Корделия медленно последовала за ним.
Эта ссора, в ходе которой отец и сын обменивались жесточайшими, почти реальными ударами, лишила обоих сил. Корделия миновала письменный стол, величественную фигуру старика, вышла в холл и услышала, как хлопнула наружная дверь.
Он шел, не различая дороги – должно быть, по направлению к городу. Гнев и сознание своей беспомощности туманили взор. Сердце бешено колотилось в груди; Брука как будто несла вперед нечеловеческая сила. Если бы спор окончился его победой, он бы быстро успокоился; но он проиграл – и яд поражения отравой разлился в крови.
Он поскользнулся на обледенелой дороге, но тотчас поднялся. На пронизывающем ветру ему было жарко, он даже обливался потом. Луна спряталась за плотной грядой облаков, посеребрила их края.

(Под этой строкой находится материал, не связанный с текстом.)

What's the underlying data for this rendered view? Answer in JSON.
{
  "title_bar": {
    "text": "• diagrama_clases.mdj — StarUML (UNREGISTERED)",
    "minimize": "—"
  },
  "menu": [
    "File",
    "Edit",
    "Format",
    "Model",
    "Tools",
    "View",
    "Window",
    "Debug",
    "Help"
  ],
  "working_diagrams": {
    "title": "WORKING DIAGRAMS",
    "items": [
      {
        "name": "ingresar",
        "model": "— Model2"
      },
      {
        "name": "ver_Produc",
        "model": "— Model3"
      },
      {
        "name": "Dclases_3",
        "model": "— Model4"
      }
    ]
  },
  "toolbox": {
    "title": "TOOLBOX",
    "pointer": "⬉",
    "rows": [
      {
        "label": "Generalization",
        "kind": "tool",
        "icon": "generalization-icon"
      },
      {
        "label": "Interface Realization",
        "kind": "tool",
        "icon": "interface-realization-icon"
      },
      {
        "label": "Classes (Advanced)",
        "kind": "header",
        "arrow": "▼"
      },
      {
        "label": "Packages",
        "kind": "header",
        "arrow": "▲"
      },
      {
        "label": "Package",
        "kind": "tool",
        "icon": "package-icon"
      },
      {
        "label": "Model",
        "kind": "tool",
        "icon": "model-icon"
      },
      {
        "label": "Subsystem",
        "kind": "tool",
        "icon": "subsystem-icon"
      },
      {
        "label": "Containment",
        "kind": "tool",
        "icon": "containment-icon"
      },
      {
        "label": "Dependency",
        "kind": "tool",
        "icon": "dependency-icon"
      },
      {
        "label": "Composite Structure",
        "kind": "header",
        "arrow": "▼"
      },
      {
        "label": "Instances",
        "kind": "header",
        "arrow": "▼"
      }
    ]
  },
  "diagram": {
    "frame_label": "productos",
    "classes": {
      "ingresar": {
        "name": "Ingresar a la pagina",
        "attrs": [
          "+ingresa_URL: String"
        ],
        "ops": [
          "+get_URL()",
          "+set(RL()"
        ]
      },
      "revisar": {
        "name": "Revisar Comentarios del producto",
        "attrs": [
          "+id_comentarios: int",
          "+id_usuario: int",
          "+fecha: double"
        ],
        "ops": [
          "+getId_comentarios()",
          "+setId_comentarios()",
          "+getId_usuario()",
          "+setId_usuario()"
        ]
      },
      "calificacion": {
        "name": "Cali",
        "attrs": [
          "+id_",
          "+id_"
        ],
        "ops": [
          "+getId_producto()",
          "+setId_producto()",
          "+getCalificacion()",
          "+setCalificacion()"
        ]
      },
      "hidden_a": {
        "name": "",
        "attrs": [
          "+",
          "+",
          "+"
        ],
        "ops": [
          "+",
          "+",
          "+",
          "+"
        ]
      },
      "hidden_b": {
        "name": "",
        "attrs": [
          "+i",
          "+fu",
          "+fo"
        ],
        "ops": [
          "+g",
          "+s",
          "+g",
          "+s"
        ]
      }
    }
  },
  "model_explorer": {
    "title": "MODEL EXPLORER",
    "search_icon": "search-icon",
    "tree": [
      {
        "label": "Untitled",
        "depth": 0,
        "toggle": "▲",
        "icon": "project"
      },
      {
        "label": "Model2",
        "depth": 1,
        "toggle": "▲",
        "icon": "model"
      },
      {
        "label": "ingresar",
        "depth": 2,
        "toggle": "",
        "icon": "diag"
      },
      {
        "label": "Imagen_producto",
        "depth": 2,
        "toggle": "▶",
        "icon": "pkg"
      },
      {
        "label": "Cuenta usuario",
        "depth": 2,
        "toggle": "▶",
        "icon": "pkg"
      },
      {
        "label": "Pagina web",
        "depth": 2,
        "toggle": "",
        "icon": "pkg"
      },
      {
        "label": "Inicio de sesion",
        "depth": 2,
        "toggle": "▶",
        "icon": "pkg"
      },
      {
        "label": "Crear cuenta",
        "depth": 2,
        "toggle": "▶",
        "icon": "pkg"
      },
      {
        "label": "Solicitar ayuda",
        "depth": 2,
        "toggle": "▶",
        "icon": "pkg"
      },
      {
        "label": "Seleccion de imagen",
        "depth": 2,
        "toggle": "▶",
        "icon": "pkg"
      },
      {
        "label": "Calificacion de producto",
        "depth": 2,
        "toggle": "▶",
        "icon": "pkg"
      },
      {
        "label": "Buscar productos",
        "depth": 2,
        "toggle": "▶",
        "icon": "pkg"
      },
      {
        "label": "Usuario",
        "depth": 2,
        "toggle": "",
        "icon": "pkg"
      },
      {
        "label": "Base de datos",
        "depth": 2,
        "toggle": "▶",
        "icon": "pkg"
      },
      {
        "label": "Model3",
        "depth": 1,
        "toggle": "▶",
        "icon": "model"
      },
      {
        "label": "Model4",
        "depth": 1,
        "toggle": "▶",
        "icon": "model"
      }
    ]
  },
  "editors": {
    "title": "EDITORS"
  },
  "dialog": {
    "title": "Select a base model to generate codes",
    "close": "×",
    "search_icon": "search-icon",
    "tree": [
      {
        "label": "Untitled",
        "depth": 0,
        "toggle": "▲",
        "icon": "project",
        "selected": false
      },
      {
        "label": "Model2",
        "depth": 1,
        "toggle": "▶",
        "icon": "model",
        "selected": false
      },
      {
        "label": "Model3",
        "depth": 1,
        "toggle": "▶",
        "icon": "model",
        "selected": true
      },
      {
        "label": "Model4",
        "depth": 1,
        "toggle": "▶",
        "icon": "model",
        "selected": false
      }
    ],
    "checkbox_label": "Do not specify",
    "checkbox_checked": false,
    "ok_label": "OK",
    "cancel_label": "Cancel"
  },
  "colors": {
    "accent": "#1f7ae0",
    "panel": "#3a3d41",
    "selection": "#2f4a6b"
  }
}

"Поражение. Это значит… – Брук прекрасно понимал, что это значит. – Длинное, неубедительное письмо к Хью. Постепенный возврат к старому. Жалкие объяснения с теми двумя-тремя приятелями, перед которыми он успел похвастаться открывшейся перспективой. И новое, еще более унизительное рабство – без тени привязанности и элементарного уважения. Открытая война в худших формах – на работе, дома. Правда, отец не может воспрепятствовать его отъезду из Гроув-Холла. Чем дальше, тем лучше. Порвать все общественные и дружеские связи… Но отец заплатит! Нужно хорошенько обдумать план мести."
Он снова поскользнулся. Вставая, увидел на другой стороне улицы пивную. Обычно гордость не позволяла ему заходить в подобные заведения, но теперь Брук пересек дорогу и храбро толкнул дверь.
В баре было полно людей. Он заказал виски. "Значит, план мести… Старик никогда не увидит Яна. Ему только и останется, что рабский труд без всякого вознаграждения. И без надежды на примирение – никогда! Корделия будет до конца слушаться мужа."
От виски Брук еще больше вспотел, но попросил еще и расстегнул пальто. Он знал, что на него обращают внимание. Как же – сидит один, с тонким, мертвенно-бледным лицом. Это лицо да длинные волосы выдают в нем артиста. Джентльмена.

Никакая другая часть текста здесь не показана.